Dua tahun terakhir ini, ketika hujan turun berkepanjangan, banjir semakin meluas bahkan ke rumah-rumah warga yang tidak dekat dengan sungai. Kalau sebelumnya banjir terjadi di rumah warga dekat sungai akibat terjadi kenaikan debit air, saat ini banjir dapat terjadi akibat penyumbatan drainase dan sedikitnya jumlah resapan aliran air.
Seperti banjir yang terjadi pada hari Senin, 28 Februari 2022. Diketahui hujan yang turun berkepanjangan telah menyebabkan aliran air tidak mampu tertampung drainase sehingga airpun merambat memasuki halaman dan rumah-rumah warga. Bukan hanya itu, banjir juga terjadi di beberapa pasar di kota Medan, termasuk juga jalanan protokol pun tidak luput dari banjir.
Masyarkat tidak mampu berbuat apa-apa. Beberapa ada yang menyalahkan Pemerintah dan ada juga yang menganggap pemko Medan belum serius mengatasi permasalahan banjir. Sementara anggaran untuk infrastruktur sangat besar digelontorkan pemko Medan setiap tahunnya.
Apalagi, saat ini dinas Pekerjaan Umum (PU) kota Medan sedang galak-galaknya melakukan perbaikan drainase dan masyarakat kota Medan dapat melihat perbaikan drainase di beberapa titik ruas jalan di kota Medan, tapi apa yang salah,…banjir tetap menghantui dan masih terjadi di kota Medan.

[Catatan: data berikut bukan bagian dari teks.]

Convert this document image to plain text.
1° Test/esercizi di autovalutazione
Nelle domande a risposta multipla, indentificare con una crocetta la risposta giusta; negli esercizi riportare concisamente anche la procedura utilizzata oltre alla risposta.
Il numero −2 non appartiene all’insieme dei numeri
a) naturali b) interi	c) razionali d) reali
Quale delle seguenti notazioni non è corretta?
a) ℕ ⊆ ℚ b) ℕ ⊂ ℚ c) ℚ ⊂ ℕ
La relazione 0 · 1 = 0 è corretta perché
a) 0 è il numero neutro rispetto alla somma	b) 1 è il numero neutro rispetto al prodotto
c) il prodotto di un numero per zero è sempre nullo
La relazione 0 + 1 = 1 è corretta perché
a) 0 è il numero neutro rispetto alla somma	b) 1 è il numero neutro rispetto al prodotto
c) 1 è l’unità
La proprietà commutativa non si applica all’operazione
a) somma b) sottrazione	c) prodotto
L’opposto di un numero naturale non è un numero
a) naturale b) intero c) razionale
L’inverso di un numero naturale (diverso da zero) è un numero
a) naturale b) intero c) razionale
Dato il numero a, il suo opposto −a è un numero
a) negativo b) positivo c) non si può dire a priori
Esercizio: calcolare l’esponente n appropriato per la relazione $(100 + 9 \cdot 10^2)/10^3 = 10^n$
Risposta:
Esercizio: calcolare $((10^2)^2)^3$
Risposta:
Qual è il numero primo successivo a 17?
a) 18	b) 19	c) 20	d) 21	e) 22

Mungkin, ini menjadi pelajaran penting bagi para pejabat di pemerintahan kota Medan. Terutama bagi Wali Kota Medan. Dimana, salah satu program prioritas adalah menjadikan kota Medan bebas banjir. Namun, pemikiran Kota Medan bebas banjir tidak semudah seperti membalikkan telapak tangan. Butuh kerja keras dan dukungan semua pihak. Perbaikan drainase yang dilakukan saat ini apakah sudah sesuai atau jangan-jangan hanya akan menambah dampak banjir. Karena saat ini banjir itu bukan lagi terjadi bagi warga yang tinggal di pinggiran sungai namun sudah melus dan hampir disetiap daerah di kota Medan pun sudah terjadi banjir ketika hujan turun berkepanjangan.
Jangan sampai kota Medan di kepung banjir dan berdampak berkurangnya kepercayaan masyarakat kepada pemko Medan.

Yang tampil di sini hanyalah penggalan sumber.